Thomas’ family said he died Friday. He had a stroke May 24, caused by a tear of the basilar artery in the brain stem.

“Yesterday, I lost my universe, my best friend and my soulmate of 24 years. Kurt lived his life to the extreme, and I will be forever honored to be his wife,” wife Beckie Thomas told International Gymnast Magazine.

Thomas ranks as one of Indiana State University’s greatest athletes. He was a four-time United States Gymnastics Federation champion as well as an Olympian.

In 1975 he won five medals at the Pan-American Games. He competed as a member of the 1976 U.S. team and would have participated in the 1980 games in Moscow — where he would have been favored to win the all-around championship as the best gymnast in the world — were it not for the U.S. boycott of those games.

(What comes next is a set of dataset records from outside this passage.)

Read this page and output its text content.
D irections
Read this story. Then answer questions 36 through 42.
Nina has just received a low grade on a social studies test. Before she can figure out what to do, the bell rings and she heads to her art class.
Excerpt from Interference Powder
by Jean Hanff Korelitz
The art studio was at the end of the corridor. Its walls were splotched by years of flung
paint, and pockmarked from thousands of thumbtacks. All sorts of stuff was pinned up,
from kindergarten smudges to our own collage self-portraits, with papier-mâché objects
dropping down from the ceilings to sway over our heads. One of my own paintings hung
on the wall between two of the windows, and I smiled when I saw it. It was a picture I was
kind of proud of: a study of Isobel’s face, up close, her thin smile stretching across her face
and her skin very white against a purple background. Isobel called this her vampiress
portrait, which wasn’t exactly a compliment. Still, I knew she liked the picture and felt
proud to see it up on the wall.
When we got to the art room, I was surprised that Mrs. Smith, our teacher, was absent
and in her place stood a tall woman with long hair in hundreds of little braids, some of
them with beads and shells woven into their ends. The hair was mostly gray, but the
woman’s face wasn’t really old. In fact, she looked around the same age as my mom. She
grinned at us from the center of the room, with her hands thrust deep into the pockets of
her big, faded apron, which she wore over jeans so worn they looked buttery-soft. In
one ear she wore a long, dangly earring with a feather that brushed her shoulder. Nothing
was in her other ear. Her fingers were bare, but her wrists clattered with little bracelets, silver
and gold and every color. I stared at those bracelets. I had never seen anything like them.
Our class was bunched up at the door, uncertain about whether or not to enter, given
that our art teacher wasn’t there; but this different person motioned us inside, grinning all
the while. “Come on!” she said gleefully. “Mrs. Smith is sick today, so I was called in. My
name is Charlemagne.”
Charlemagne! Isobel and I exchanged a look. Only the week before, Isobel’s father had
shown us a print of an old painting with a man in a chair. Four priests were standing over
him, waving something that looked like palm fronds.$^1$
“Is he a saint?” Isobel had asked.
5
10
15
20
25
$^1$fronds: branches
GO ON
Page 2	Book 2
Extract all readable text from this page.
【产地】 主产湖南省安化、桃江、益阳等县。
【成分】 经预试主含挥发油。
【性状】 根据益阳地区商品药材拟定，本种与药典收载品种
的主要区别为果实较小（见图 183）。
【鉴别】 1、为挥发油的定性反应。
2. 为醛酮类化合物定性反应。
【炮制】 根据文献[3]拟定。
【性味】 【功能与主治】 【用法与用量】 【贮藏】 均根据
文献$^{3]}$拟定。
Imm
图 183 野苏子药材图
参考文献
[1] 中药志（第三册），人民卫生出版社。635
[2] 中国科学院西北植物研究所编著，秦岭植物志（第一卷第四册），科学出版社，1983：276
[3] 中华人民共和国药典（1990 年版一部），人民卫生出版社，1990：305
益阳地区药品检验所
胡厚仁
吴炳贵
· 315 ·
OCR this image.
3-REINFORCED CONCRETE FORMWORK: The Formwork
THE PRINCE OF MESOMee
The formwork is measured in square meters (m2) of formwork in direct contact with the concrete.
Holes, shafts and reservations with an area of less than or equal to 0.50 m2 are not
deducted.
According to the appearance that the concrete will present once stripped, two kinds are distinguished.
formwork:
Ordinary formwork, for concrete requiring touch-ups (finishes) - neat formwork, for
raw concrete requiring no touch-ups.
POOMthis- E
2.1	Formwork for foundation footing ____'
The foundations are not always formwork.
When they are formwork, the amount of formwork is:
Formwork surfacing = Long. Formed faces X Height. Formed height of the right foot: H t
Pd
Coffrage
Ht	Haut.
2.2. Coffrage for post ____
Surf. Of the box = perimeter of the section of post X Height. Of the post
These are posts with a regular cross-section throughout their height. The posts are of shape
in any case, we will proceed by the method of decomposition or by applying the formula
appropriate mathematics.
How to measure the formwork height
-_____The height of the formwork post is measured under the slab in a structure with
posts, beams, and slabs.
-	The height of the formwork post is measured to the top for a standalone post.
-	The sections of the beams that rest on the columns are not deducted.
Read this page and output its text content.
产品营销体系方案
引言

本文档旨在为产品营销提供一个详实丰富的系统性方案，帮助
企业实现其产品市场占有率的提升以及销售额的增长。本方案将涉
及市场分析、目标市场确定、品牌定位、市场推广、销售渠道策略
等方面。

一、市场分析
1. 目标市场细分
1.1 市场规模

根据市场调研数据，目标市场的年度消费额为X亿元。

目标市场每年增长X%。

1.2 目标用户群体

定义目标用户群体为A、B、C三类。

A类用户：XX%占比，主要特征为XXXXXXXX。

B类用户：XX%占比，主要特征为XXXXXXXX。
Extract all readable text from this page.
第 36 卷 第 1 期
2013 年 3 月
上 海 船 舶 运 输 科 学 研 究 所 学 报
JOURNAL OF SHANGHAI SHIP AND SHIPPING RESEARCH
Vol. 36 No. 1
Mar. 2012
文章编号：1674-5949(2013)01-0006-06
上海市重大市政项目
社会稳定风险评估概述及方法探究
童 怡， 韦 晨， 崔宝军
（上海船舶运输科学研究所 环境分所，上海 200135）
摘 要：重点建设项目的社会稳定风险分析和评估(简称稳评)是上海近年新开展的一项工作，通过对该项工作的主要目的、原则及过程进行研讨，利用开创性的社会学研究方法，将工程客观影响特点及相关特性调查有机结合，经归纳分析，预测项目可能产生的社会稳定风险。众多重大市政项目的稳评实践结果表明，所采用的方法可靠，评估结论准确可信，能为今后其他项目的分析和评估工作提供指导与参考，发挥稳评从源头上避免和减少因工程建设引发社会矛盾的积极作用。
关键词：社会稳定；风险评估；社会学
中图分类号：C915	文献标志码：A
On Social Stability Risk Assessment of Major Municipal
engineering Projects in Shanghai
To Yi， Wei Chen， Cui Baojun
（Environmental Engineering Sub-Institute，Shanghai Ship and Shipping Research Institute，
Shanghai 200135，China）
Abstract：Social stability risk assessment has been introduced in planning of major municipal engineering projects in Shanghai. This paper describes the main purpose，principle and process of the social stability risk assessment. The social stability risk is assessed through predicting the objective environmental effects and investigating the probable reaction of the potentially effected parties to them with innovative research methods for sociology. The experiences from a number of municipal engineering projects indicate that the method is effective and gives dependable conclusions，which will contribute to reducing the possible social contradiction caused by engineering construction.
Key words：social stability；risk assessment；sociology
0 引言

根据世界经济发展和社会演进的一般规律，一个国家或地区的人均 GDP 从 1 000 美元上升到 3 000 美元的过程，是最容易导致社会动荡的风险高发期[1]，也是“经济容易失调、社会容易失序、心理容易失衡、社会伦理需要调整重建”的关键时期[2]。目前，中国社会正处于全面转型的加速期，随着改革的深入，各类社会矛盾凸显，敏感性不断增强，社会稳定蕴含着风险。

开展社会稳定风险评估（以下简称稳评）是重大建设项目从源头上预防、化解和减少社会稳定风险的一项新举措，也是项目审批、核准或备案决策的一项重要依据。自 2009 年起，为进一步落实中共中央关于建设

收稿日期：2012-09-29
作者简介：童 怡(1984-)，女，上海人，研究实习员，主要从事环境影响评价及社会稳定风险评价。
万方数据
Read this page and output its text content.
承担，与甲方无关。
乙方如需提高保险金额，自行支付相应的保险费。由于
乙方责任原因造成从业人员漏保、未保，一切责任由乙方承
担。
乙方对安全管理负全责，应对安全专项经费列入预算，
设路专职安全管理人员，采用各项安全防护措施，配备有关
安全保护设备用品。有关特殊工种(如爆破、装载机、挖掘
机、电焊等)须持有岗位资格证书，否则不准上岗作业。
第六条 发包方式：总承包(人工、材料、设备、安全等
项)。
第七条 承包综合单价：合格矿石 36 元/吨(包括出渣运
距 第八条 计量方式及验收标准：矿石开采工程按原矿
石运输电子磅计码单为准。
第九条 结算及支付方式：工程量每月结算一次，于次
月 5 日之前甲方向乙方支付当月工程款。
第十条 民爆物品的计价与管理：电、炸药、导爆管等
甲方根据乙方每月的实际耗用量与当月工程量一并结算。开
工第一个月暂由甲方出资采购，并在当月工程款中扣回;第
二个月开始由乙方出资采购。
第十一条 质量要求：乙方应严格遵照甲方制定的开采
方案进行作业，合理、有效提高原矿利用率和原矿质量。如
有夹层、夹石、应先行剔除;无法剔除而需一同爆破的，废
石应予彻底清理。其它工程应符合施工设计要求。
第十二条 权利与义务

After competing in the 1976 Montreal Olympics, Thomas won the floor exercise in the 1978 world championships in Strasbourg, France, for the first U.S. men’s title. In the 1979 worlds in Fort Worth, Texas, he successfully defended the floor exercise title and won the horizontal bar.

He was a five-time NCAA champion, winning the parallel bars and all-around in 1977 and parallel bars, horizontal bar and the all-around in 1979 and also has a pommel horse move, the Thomas Flair, named for him.

Thomas helped lead the men’s gymnastics to the 1977 National Championship. He earned All-America honors 13 times in his career and was the James E. Sullivan award winner as the nation’s best amateur athlete in 1979.

After missing out on the 1980 Olympics, Thomas turned professional, starred in the 1985 movie “Gymkata” and worked as a television commentator. He and Beckie owned and ran Kurt Thomas Gymnastics in Frisco, Texas.

He was inducted into the Missouri Valley Conference Hall of Fame in 2010.

“I am completely devastated to hear this,” Olympic teammate Bart Conner told International Gymnast Magazine. “Kurt was a fierce rival, who went on to become a cherished friend. My heart is breaking for his wife, Beckie, his children, Hunter, Kassidy and Kurt, as well as the entire gymnastics community, who lost a true pioneer today.”

“All of us in the gymnastics family are sadden, shocked and devastated by the passing of our own,” Nadia Comaneci tweeted. “Love to the family.”